Monday, September 27, 2010

"The Best Lawyer in a One Lawyer Town" by Dale Bumpers

This may turn out to be the best autobiography, or memoir, that I will read this year. I picked the book by the cover, something I have been reproached for many times, but still haven't learned not to do. The image of the young man on the cover, with a picture of whom I believed to be his wife, or girlfriend, in the background, reminded me of my parents generation, so I was immediately interested in reading the book. I had no idea who Dale Bumpers is. I do now!

I read a lot of books, being retired early has given me the time that I always wanted to just sit and read. There is so much to be learned in everything that is written. And when you come across something as well written as this book is, you just keep on turning the pages.

Like most good books, this one can be read on several levels. As a memoir, it is extraordinary in the author's accomplishments, both as a busisnessman and lawyer; and later on, as a politician. His rise from the relatively humble beginnings of small town Charleston, Arkansas during the Depression years, to Attorney, then Governor, and later United States Senator, make for a wonderful story about the promise inherent with being born an American.

His exploits with his brother and the bond with his family are the stuff that William Saroyan wrote about in "The Human Comedy." This is a story about America when she was still perceived as strong and good. The grief of the author concerning his parents death in 1949 is palpable to the reader. His sister's struggle with health issues that almost killed her highlight the compassionate leanings of the future Senator fron Arkansas. He came from the people he represented, never forgetting the deprivations of his own youth.

On another level the book is a history of the times in which it takes place. There were times of great social upheaval during the years leading up to, and even after, the Second World War. These were times in which our system of government was sorely tested. And Dale Bumpers had a front line seat to all of it, working first as a paper boy, then in his father's hardware store, and also as a Marine during the closing days of the war. Through all of these adventures, somehow Mr. Bumpers never loses his humility, something which he inherited from his father, an educated and compassionate man, to say the least.
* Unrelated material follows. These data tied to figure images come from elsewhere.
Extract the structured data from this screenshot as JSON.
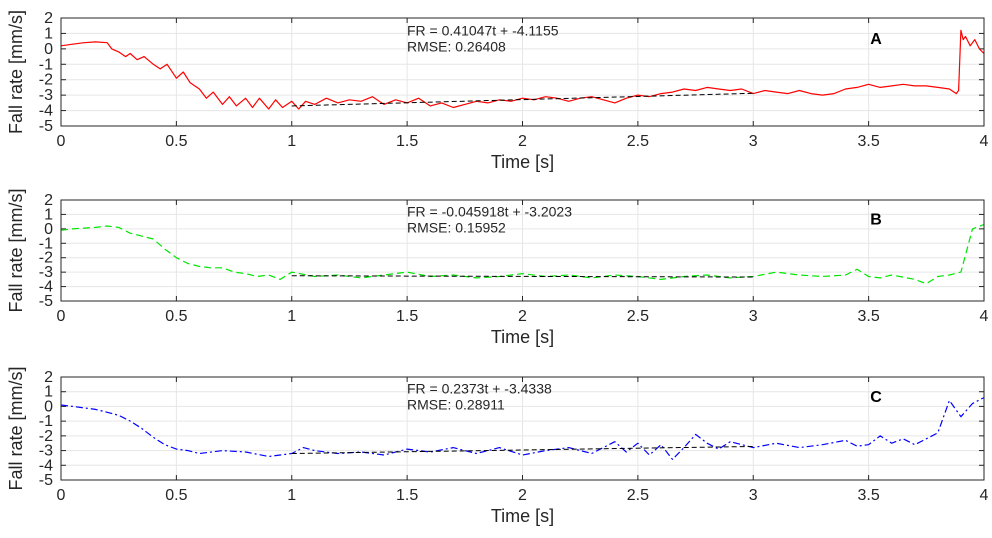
{
  "chart_data": [
    {
      "type": "line",
      "panel_label": "A",
      "xlabel": "Time [s]",
      "ylabel": "Fall rate [mm/s]",
      "xlim": [
        0,
        4
      ],
      "ylim": [
        -5,
        2
      ],
      "xticks": [
        "0",
        "0.5",
        "1",
        "1.5",
        "2",
        "2.5",
        "3",
        "3.5",
        "4"
      ],
      "yticks": [
        "-5",
        "-4",
        "-3",
        "-2",
        "-1",
        "0",
        "1",
        "2"
      ],
      "grid": true,
      "series_style": {
        "color": "#ff0000",
        "dash": "solid"
      },
      "series": [
        {
          "x": [
            0,
            0.05,
            0.1,
            0.15,
            0.2,
            0.22,
            0.25,
            0.28,
            0.3,
            0.33,
            0.36,
            0.4,
            0.43,
            0.46,
            0.5,
            0.53,
            0.56,
            0.6,
            0.63,
            0.66,
            0.7,
            0.73,
            0.76,
            0.8,
            0.83,
            0.86,
            0.9,
            0.93,
            0.96,
            1.0,
            1.03,
            1.06,
            1.1,
            1.15,
            1.2,
            1.25,
            1.3,
            1.35,
            1.4,
            1.45,
            1.5,
            1.55,
            1.6,
            1.65,
            1.7,
            1.75,
            1.8,
            1.85,
            1.9,
            1.95,
            2.0,
            2.05,
            2.1,
            2.15,
            2.2,
            2.25,
            2.3,
            2.35,
            2.4,
            2.45,
            2.5,
            2.55,
            2.6,
            2.65,
            2.7,
            2.75,
            2.8,
            2.85,
            2.9,
            2.95,
            3.0,
            3.05,
            3.1,
            3.15,
            3.2,
            3.25,
            3.3,
            3.35,
            3.4,
            3.45,
            3.5,
            3.55,
            3.6,
            3.65,
            3.7,
            3.75,
            3.8,
            3.85,
            3.88,
            3.89,
            3.9,
            3.91,
            3.92,
            3.94,
            3.96,
            3.98,
            4.0
          ],
          "y": [
            0.2,
            0.3,
            0.4,
            0.45,
            0.4,
            0.0,
            -0.2,
            -0.5,
            -0.3,
            -0.7,
            -0.5,
            -1.0,
            -1.3,
            -1.0,
            -1.9,
            -1.5,
            -2.2,
            -2.6,
            -3.2,
            -2.8,
            -3.6,
            -3.1,
            -3.7,
            -3.2,
            -3.8,
            -3.2,
            -3.9,
            -3.3,
            -3.8,
            -3.4,
            -3.9,
            -3.4,
            -3.6,
            -3.2,
            -3.5,
            -3.3,
            -3.4,
            -3.1,
            -3.6,
            -3.3,
            -3.5,
            -3.2,
            -3.7,
            -3.5,
            -3.8,
            -3.6,
            -3.4,
            -3.5,
            -3.3,
            -3.4,
            -3.2,
            -3.3,
            -3.1,
            -3.2,
            -3.4,
            -3.2,
            -3.1,
            -3.3,
            -3.5,
            -3.2,
            -3.0,
            -3.1,
            -2.9,
            -2.8,
            -2.6,
            -2.7,
            -2.5,
            -2.6,
            -2.7,
            -2.6,
            -2.9,
            -2.7,
            -2.8,
            -2.9,
            -2.7,
            -2.9,
            -3.0,
            -2.9,
            -2.6,
            -2.5,
            -2.3,
            -2.5,
            -2.4,
            -2.3,
            -2.4,
            -2.4,
            -2.5,
            -2.6,
            -2.9,
            -2.7,
            1.2,
            0.6,
            0.8,
            0.2,
            0.6,
            0.0,
            -0.3
          ]
        }
      ],
      "fit": {
        "x": [
          1,
          3
        ],
        "y": [
          -3.7,
          -2.88
        ],
        "color": "#000000",
        "dash": "dashed"
      },
      "annotation": {
        "equation": "FR = 0.41047t + -4.1155",
        "rmse": "RMSE: 0.26408"
      }
    },
    {
      "type": "line",
      "panel_label": "B",
      "xlabel": "Time [s]",
      "ylabel": "Fall rate [mm/s]",
      "xlim": [
        0,
        4
      ],
      "ylim": [
        -5,
        2
      ],
      "xticks": [
        "0",
        "0.5",
        "1",
        "1.5",
        "2",
        "2.5",
        "3",
        "3.5",
        "4"
      ],
      "yticks": [
        "-5",
        "-4",
        "-3",
        "-2",
        "-1",
        "0",
        "1",
        "2"
      ],
      "grid": true,
      "series_style": {
        "color": "#00e600",
        "dash": "dashed"
      },
      "series": [
        {
          "x": [
            0,
            0.05,
            0.1,
            0.15,
            0.2,
            0.25,
            0.3,
            0.35,
            0.4,
            0.45,
            0.5,
            0.55,
            0.6,
            0.65,
            0.7,
            0.75,
            0.8,
            0.85,
            0.9,
            0.95,
            1.0,
            1.1,
            1.2,
            1.3,
            1.4,
            1.5,
            1.6,
            1.7,
            1.8,
            1.9,
            2.0,
            2.1,
            2.2,
            2.3,
            2.4,
            2.5,
            2.6,
            2.7,
            2.8,
            2.9,
            3.0,
            3.1,
            3.2,
            3.3,
            3.4,
            3.45,
            3.5,
            3.55,
            3.6,
            3.7,
            3.75,
            3.8,
            3.85,
            3.9,
            3.95,
            4.0
          ],
          "y": [
            -0.1,
            0.0,
            0.05,
            0.1,
            0.2,
            0.1,
            -0.3,
            -0.5,
            -0.7,
            -1.4,
            -2.0,
            -2.4,
            -2.6,
            -2.7,
            -2.7,
            -3.0,
            -3.1,
            -3.3,
            -3.2,
            -3.5,
            -3.0,
            -3.3,
            -3.2,
            -3.4,
            -3.2,
            -3.0,
            -3.3,
            -3.2,
            -3.4,
            -3.3,
            -3.1,
            -3.3,
            -3.2,
            -3.4,
            -3.2,
            -3.3,
            -3.5,
            -3.3,
            -3.2,
            -3.4,
            -3.3,
            -3.0,
            -3.2,
            -3.3,
            -3.2,
            -2.8,
            -3.3,
            -3.4,
            -3.2,
            -3.5,
            -3.8,
            -3.3,
            -3.2,
            -3.0,
            0.0,
            0.3
          ]
        }
      ],
      "fit": {
        "x": [
          1,
          3
        ],
        "y": [
          -3.25,
          -3.34
        ],
        "color": "#000000",
        "dash": "dashed"
      },
      "annotation": {
        "equation": "FR = -0.045918t + -3.2023",
        "rmse": "RMSE: 0.15952"
      }
    },
    {
      "type": "line",
      "panel_label": "C",
      "xlabel": "Time [s]",
      "ylabel": "Fall rate [mm/s]",
      "xlim": [
        0,
        4
      ],
      "ylim": [
        -5,
        2
      ],
      "xticks": [
        "0",
        "0.5",
        "1",
        "1.5",
        "2",
        "2.5",
        "3",
        "3.5",
        "4"
      ],
      "yticks": [
        "-5",
        "-4",
        "-3",
        "-2",
        "-1",
        "0",
        "1",
        "2"
      ],
      "grid": true,
      "series_style": {
        "color": "#0000ff",
        "dash": "dashdot"
      },
      "series": [
        {
          "x": [
            0,
            0.05,
            0.1,
            0.15,
            0.2,
            0.25,
            0.3,
            0.35,
            0.4,
            0.45,
            0.5,
            0.55,
            0.6,
            0.7,
            0.8,
            0.9,
            1.0,
            1.05,
            1.1,
            1.2,
            1.3,
            1.4,
            1.5,
            1.6,
            1.7,
            1.8,
            1.9,
            2.0,
            2.1,
            2.2,
            2.3,
            2.4,
            2.45,
            2.5,
            2.55,
            2.6,
            2.65,
            2.7,
            2.75,
            2.8,
            2.85,
            2.9,
            3.0,
            3.1,
            3.2,
            3.3,
            3.4,
            3.45,
            3.5,
            3.55,
            3.6,
            3.65,
            3.7,
            3.75,
            3.8,
            3.85,
            3.9,
            3.95,
            4.0
          ],
          "y": [
            0.1,
            0.0,
            -0.1,
            -0.2,
            -0.4,
            -0.6,
            -1.0,
            -1.5,
            -2.1,
            -2.6,
            -2.9,
            -3.0,
            -3.2,
            -3.0,
            -3.1,
            -3.4,
            -3.2,
            -2.8,
            -3.0,
            -3.2,
            -3.1,
            -3.3,
            -2.9,
            -3.1,
            -2.8,
            -3.2,
            -2.8,
            -3.3,
            -3.0,
            -2.8,
            -3.2,
            -2.4,
            -3.1,
            -2.5,
            -3.3,
            -2.6,
            -3.6,
            -2.8,
            -1.9,
            -2.5,
            -2.9,
            -2.4,
            -2.8,
            -2.5,
            -2.8,
            -2.6,
            -2.3,
            -2.7,
            -2.6,
            -2.0,
            -2.5,
            -2.2,
            -2.6,
            -2.2,
            -1.8,
            0.4,
            -0.7,
            0.2,
            0.6
          ]
        }
      ],
      "fit": {
        "x": [
          1,
          3
        ],
        "y": [
          -3.2,
          -2.72
        ],
        "color": "#000000",
        "dash": "dashed"
      },
      "annotation": {
        "equation": "FR = 0.2373t + -3.4338",
        "rmse": "RMSE: 0.28911"
      }
    }
  ]
}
Upon his return to Arkansas after the war the author goes to school in Chicago on the GI Bill, becomes a lawyer and returns to Charleston to run his fathers hardware store. He also begins his law practice in the rear of the store, conjuring up shades of Abe Lincoln in Springfield.
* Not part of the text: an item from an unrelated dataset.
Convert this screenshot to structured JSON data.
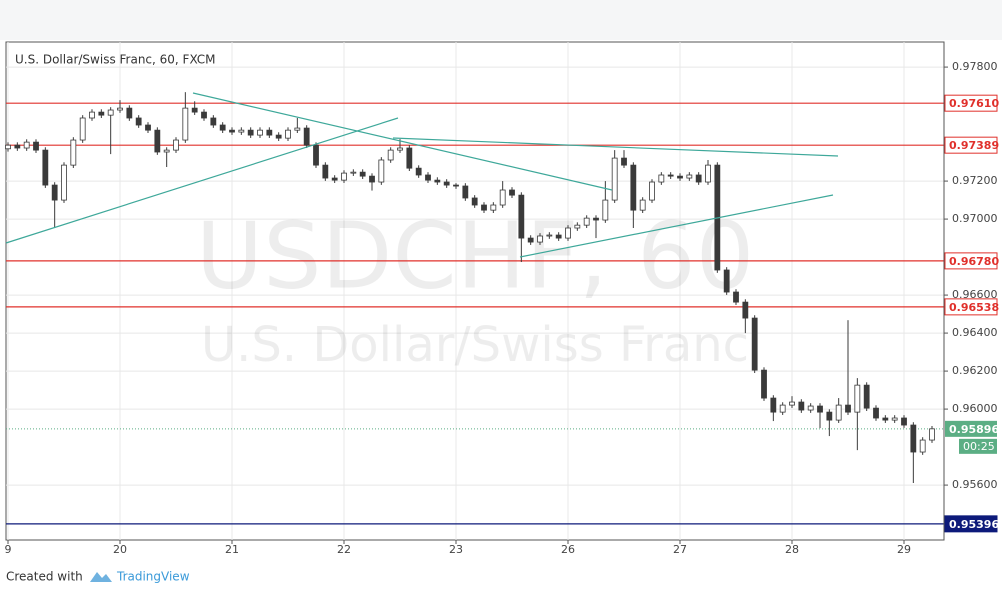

There is one story in this book that truly gives the measure of Mr. Bumpers and his extraordinary life. That is the episode of the alarm clock. There was a man in Charleston named Keith Robinson. He was borderline in his mental capacity and his job was to sweep the streets. He was an object of ridicule to many of the town's school age children. Mr. Bumpers was not one of these tormentors. But several years later he sold Mr. Robinson an alarm clock on credit, knowing pretty well that he would never be able to collect for it. Mr. Bumpers then recounts that although he was appalled at the treatment of Mr. Robinson by others, he never once did anything about it.

His recollection of the shame he felt, and still feels, concerning the one time he did ask Mr. Robinson when he was going to pay for the alarm clock, which only caused Mr. Robinson extreme embarrasment, is very telling. That the author includes this story, highlighting his own shortcoming in the tale, serves to show him in an honest light. Something this poignant and introspective has not been expressed since Benjamin Franklin wrote of his own failures of morality in his celebrated Autobiography over two hundred years ago.
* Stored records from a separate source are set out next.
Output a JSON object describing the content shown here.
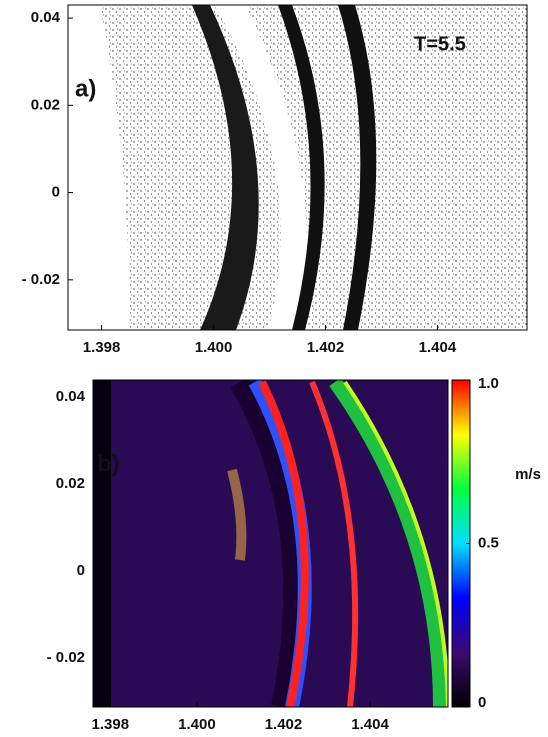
{
  "chart_data": [
    {
      "type": "scatter",
      "panel_label": "a)",
      "annotation": "T=5.5",
      "xlim": [
        1.3974,
        1.4056
      ],
      "ylim": [
        -0.0315,
        0.043
      ],
      "xticks": [
        1.398,
        {
          "value": 1.4,
          "label": "1.400"
        },
        1.402,
        1.404
      ],
      "yticks": [
        0.04,
        0.02,
        0,
        {
          "value": -0.02,
          "label": "- 0.02"
        }
      ]
    },
    {
      "type": "heatmap",
      "panel_label": "b)",
      "xlim": [
        1.3976,
        1.4058
      ],
      "ylim": [
        -0.0313,
        0.0439
      ],
      "xticks": [
        1.398,
        {
          "value": 1.4,
          "label": "1.400"
        },
        1.402,
        1.404
      ],
      "yticks": [
        0.04,
        0.02,
        0,
        {
          "value": -0.02,
          "label": "- 0.02"
        }
      ],
      "colorbar": {
        "label": "m/s",
        "lim": [
          0,
          1
        ],
        "ticks": [
          {
            "value": 1,
            "label": "1.0"
          },
          0.5,
          0
        ],
        "colormap": [
          "#000000",
          "#3a0a70",
          "#0000ff",
          "#00e0ff",
          "#00ff40",
          "#ffff00",
          "#ff0000"
        ]
      }
    }
  ]
}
The book is very well written and chronicles Arkansas political history in a way that lends new understanding to the politics of our time. Along the way the author regales the reader with story after story from his days as an attorney. The Civil Rights years and the Central High School intergration episode in Little Rock are extremely interesting chapters that shed further light on the town of Charleston and the way in which this volatile issue was handled there.

His political leanings were on hold during the years that he was struggling with the hardware store and juggling his work as an attorney. Eventually, in 1962, he ran for state office and lost. Licking his wounds he went on to try again, and by 1970 he ran against, and defeated, Governor Winthrop Rockefeller in his bid for a second term.

The book kicks into high gear when the Governor goes on to the United States Senate where he served for 24 years. Upon retiring from Government service he becme an attorney, associated with the Washington law firm Arent Fox. In January of 1999 he delivered the closing address in the Impeachment Hearings of President Clinton, which resulted in the charges being dismissed.

This is an insightful and highly readable book. It tells the story of America, and one man, during decades of struggle and change for America. That struggle continues today.